The first Alliant IT contract was launched in 2007 to meet the everchanging IT needs of federal agencies on one full-range vehicles.

Some IT companies found issue with the details of the arrangement. It was protested “that the RFP’s evaluation scheme is improper, that the agency is unreasonably assigning certain points to small businesses, and that limiting the number of awardees to 60 will not result in competition at the task order level,” to the Government Accountability Office by IT contractors based in Northern Virginia such as Enterprise Information Services, Buchanan & Edwards, Sevatec and InfoReliance Corporation.

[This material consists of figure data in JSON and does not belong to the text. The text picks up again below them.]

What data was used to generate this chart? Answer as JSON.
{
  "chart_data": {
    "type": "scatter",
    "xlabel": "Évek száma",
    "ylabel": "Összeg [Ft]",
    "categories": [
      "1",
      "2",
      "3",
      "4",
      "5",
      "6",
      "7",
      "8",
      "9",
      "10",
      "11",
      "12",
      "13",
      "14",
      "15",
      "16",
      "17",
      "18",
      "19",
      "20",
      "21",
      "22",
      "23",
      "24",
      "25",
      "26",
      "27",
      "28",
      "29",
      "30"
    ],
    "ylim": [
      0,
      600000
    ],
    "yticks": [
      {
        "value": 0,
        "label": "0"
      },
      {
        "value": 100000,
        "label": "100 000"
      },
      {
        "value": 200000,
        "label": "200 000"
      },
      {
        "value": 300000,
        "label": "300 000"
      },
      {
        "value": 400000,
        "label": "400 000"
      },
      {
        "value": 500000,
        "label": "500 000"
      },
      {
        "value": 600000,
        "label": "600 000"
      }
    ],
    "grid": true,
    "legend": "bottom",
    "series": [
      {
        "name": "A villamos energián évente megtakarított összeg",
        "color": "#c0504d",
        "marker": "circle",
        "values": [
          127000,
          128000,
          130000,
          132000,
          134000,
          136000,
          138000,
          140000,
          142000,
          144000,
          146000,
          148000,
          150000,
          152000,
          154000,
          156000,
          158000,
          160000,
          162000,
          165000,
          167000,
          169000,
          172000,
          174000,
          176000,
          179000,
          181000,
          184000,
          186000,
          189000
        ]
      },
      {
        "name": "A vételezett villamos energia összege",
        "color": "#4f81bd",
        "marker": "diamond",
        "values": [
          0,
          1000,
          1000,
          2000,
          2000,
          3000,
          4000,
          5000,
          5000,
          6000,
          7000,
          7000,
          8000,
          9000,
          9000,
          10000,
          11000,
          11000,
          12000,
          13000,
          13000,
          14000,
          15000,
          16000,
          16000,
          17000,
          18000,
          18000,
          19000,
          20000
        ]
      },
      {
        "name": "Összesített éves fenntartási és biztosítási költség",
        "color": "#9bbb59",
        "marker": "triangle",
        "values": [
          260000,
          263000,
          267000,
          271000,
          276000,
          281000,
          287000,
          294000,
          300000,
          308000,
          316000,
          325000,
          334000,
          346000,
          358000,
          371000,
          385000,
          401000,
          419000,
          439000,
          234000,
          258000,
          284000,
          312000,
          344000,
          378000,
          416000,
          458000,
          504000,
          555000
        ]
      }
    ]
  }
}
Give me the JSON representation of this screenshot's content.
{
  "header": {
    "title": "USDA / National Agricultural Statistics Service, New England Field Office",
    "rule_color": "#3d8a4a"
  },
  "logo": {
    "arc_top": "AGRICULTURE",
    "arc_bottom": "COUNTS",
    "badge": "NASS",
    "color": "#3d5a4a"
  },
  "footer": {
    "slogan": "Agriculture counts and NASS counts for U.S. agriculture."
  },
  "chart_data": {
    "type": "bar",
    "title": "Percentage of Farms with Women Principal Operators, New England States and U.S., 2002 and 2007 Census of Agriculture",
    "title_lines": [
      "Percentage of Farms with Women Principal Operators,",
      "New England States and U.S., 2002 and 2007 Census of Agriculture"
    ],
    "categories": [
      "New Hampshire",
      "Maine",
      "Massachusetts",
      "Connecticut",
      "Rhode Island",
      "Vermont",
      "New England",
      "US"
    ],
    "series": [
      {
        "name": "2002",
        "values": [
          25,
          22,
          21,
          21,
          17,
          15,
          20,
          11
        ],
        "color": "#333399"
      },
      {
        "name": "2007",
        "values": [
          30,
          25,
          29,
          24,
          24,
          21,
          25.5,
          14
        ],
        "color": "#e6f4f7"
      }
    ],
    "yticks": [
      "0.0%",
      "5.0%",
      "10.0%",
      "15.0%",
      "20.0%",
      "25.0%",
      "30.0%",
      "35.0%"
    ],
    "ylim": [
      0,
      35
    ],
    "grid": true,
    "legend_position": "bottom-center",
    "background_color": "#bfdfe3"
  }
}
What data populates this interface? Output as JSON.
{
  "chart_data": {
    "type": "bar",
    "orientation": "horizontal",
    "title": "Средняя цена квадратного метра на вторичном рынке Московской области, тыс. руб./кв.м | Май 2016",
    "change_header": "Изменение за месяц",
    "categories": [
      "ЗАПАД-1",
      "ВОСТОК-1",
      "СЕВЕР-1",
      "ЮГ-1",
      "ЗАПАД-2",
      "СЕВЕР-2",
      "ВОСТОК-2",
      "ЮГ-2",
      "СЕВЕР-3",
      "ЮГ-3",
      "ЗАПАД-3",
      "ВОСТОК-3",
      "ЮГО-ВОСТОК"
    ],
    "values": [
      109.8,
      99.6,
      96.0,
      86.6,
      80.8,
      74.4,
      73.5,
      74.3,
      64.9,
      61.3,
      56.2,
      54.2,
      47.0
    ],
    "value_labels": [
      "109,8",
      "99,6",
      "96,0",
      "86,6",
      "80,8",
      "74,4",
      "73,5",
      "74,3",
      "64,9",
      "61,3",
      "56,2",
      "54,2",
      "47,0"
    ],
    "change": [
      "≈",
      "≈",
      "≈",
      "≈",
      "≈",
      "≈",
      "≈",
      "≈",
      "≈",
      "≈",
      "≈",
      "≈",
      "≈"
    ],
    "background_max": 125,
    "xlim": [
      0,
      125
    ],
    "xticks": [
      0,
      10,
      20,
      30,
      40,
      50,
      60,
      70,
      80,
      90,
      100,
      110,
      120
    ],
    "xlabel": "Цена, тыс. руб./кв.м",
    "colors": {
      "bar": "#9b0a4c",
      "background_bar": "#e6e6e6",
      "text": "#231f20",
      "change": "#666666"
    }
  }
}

However, GAO found the protests unfounded, as summarized by FedScoop:

On the evaluation scheme: It’s “impermissible for failing to properly consider price is denied; the Federal Acquisition Regulation permits agencies to use any one or a combination of source selection approaches to obtain the best value.”
On the assignment of points to small businesses: “[T]he protesters have not shown that the agency’s allocation of points is unreasonable, or otherwise alleged that the agency is engaging in improper disparate treatment.”
On limiting awardees to 60: “Record shows that the agency intends to award approximately 60 contracts, and has taken other steps to encourage competition at the task order level.”

Base period of performance will be 5 years with an option for 5 year extension and a maximum of $50 billion all in for Alliant 2 contracts.